In general, newly-generated platelets are smaller and have lower MPV levels, while the older platelets are larger with higher MPV levels [8]. Thrombopoietin and several inflammatory lymphocyte-derived cytokines such as interleukins (IL), interferons (IFN), and TNF-α were the most important factors of the regulation of thrombopoiesis [4,8]. From this point, there may be a positive correlation between lymphocyte counts and platelet indices. In our study, lymphocyte counts and MPV levels were both significantly higher in patients in Group 2. We consider that the previous correlation may be an explanation of the differences in MPV levels and lymphocyte counts between our study groups.

Yılmaz et al. concluded that the sympathetic activation causes a rapid shift in MPV values. They speculated that some older platelets, which are sequestrated from the spleen, are released back into circulation with sympathetic activation [12]. Therefore, we consider that sympathetic activation, which has an important role on VD pathogenesis, was another cause of the increased MPV levels in our study.

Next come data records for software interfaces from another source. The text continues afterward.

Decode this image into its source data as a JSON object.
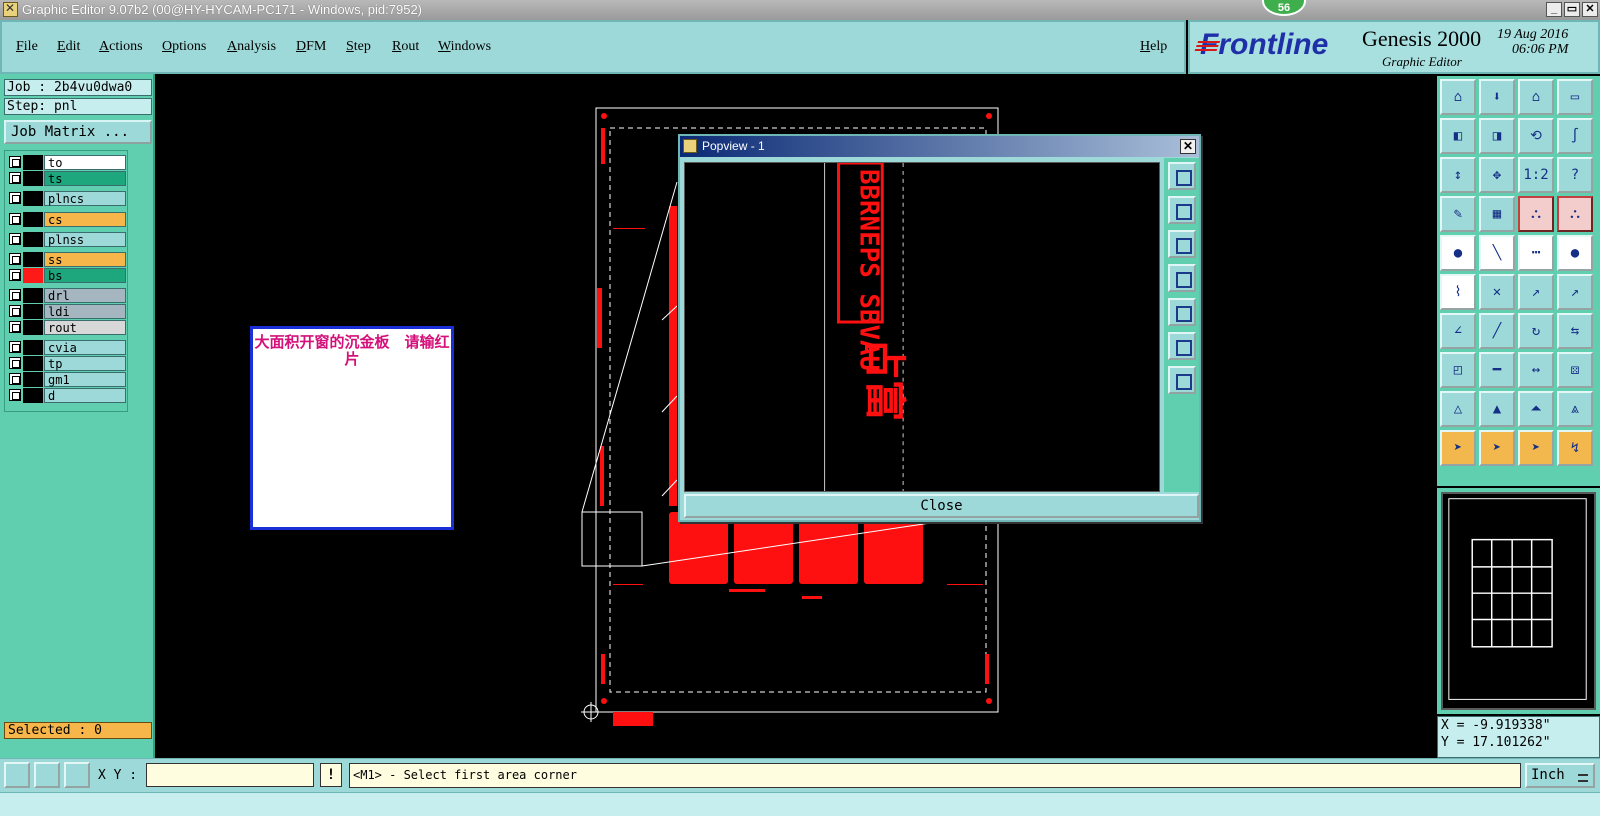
{
  "window": {
    "title": "Graphic Editor 9.07b2 (00@HY-HYCAM-PC171 - Windows, pid:7952)",
    "badge": "56",
    "controls": [
      "_",
      "▭",
      "✕"
    ]
  },
  "menu": [
    "File",
    "Edit",
    "Actions",
    "Options",
    "Analysis",
    "DFM",
    "Step",
    "Rout",
    "Windows"
  ],
  "help": "Help",
  "brand": {
    "logo": "Frontline",
    "product": "Genesis 2000",
    "subtitle": "Graphic Editor",
    "date": "19 Aug 2016",
    "time": "06:06 PM"
  },
  "left_panel": {
    "job": "Job : 2b4vu0dwa0",
    "step": "Step: pnl",
    "job_matrix_button": "Job Matrix ...",
    "layers": [
      {
        "name": "to",
        "color": "#ffffff",
        "swatch": "#000000"
      },
      {
        "name": "ts",
        "color": "#1ea67d",
        "swatch": "#000000"
      },
      {
        "name": "plncs",
        "color": "#9ed9d9",
        "swatch": "#000000"
      },
      {
        "name": "cs",
        "color": "#f7b64a",
        "swatch": "#000000"
      },
      {
        "name": "plnss",
        "color": "#9ed9d9",
        "swatch": "#000000"
      },
      {
        "name": "ss",
        "color": "#f7b64a",
        "swatch": "#000000"
      },
      {
        "name": "bs",
        "color": "#1ea67d",
        "swatch": "#ff1a1a"
      },
      {
        "name": "drl",
        "color": "#a6b6c1",
        "swatch": "#000000"
      },
      {
        "name": "ldi",
        "color": "#a6b6c1",
        "swatch": "#000000"
      },
      {
        "name": "rout",
        "color": "#d8d8d8",
        "swatch": "#000000"
      },
      {
        "name": "cvia",
        "color": "#9ed9d9",
        "swatch": "#000000"
      },
      {
        "name": "tp",
        "color": "#9ed9d9",
        "swatch": "#000000"
      },
      {
        "name": "gm1",
        "color": "#9ed9d9",
        "swatch": "#000000"
      },
      {
        "name": "d",
        "color": "#9ed9d9",
        "swatch": "#000000"
      }
    ],
    "selected": "Selected : 0"
  },
  "note": {
    "text": "大面积开窗的沉金板　请输红片",
    "color": "#d4107a"
  },
  "popview": {
    "title": "Popview - 1",
    "close_x": "✕",
    "close_button": "Close",
    "vertical_text": "BBRNEPS SBVAU"
  },
  "right_toolbar": {
    "icons": [
      "zoom-home-icon",
      "zoom-page-icon",
      "house-icon",
      "split-view-icon",
      "pan-left-icon",
      "pan-right-icon",
      "snap-icon",
      "curve-icon",
      "fit-height-icon",
      "fit-all-icon",
      "ratio-icon",
      "help-icon",
      "measure-tool-icon",
      "grid-icon",
      "net-highlight-icon",
      "net-select-icon",
      "pad-add-icon",
      "line-add-icon",
      "ruler-icon",
      "dot-icon",
      "connect-icon",
      "cross-icon",
      "move-point-icon",
      "stretch-icon",
      "angle-icon",
      "line-edit-icon",
      "rotate-icon",
      "mirror-icon",
      "pad-move-icon",
      "split-line-icon",
      "fit-width-icon",
      "cluster-icon",
      "arc-up-icon",
      "arc-mid-icon",
      "arc-full-icon",
      "arc-cut-icon",
      "select-arrow-icon",
      "select-box-icon",
      "select-pad-icon",
      "select-path-icon"
    ],
    "ratio_label": "1:2",
    "help_label": "?"
  },
  "minimap": {
    "label": ""
  },
  "coords": {
    "x": "X = -9.919338\"",
    "y": "Y = 17.101262\""
  },
  "bottom": {
    "xy_label": "X Y :",
    "xy_value": "",
    "prompt": "<M1> - Select first area corner",
    "units": "Inch",
    "warn": "!"
  }
}
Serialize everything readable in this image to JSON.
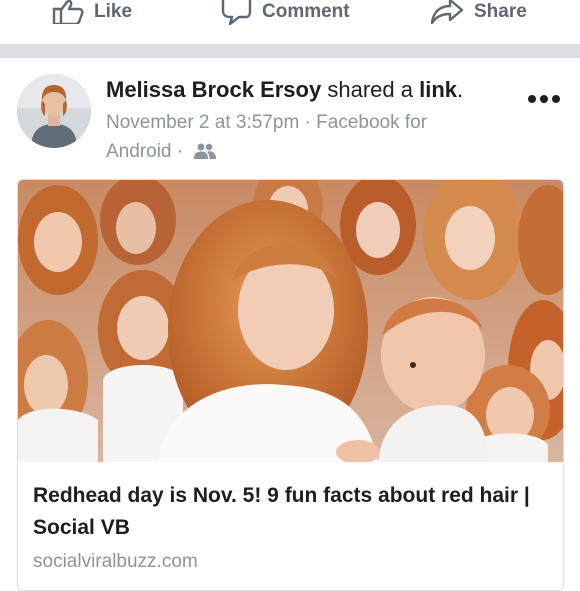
{
  "actions": {
    "like_label": "Like",
    "comment_label": "Comment",
    "share_label": "Share",
    "icons": [
      "thumbs-up-icon",
      "comment-bubble-icon",
      "share-arrow-icon"
    ]
  },
  "post": {
    "author": "Melissa Brock Ersoy",
    "action_text": "shared a",
    "link_word": "link",
    "timestamp": "November 2 at 3:57pm",
    "separator": "·",
    "source": "Facebook for Android",
    "audience_icon": "friends-icon",
    "more_icon": "more-options-icon"
  },
  "link_card": {
    "title": "Redhead day is Nov. 5! 9 fun facts about red hair | Social VB",
    "domain": "socialviralbuzz.com",
    "image_icon": "photo-redheads-woman-baby"
  },
  "colors": {
    "action_gray": "#606770",
    "meta_gray": "#8d949e",
    "divider": "#dadde1",
    "text": "#1c1e21"
  }
}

Another marker of the platelet activation is PDW, which directly measures the variability in platelet sizes [6]. Its high values may suggest a greater production of larger platelets with increased MPV. In daily clinical practice it is used for differential diagnosis of platelet disorders, for example, to distinguish essential thrombocythemia from reactive thrombocytosis [5,7].

In a recent study, Liu et al. conclude that PDW is a more specific marker for platelet activation and is associated with vascular damage [4]. Based on our results, we consider that the positive correlation between high PDW values and the severity of VD could be further evidence supporting the previous hypothesis.

In our study, beside this quantitative laboratory data, there was a statistically significant difference between groups in smoking habits, which were higher in Group 2. Although there is no measurable and quantitative data, we also consider that smoking is an independent risk factor for vasospastic disorder course.

Conclusions

STUDY LIMITATIONS:

This study was performed in a military hospital; therefore, all of the patients were male. For this reason, it may be difficult to make a generalized conclusion for both sexes based on our results. There is a need to perform similar studies in a wider population.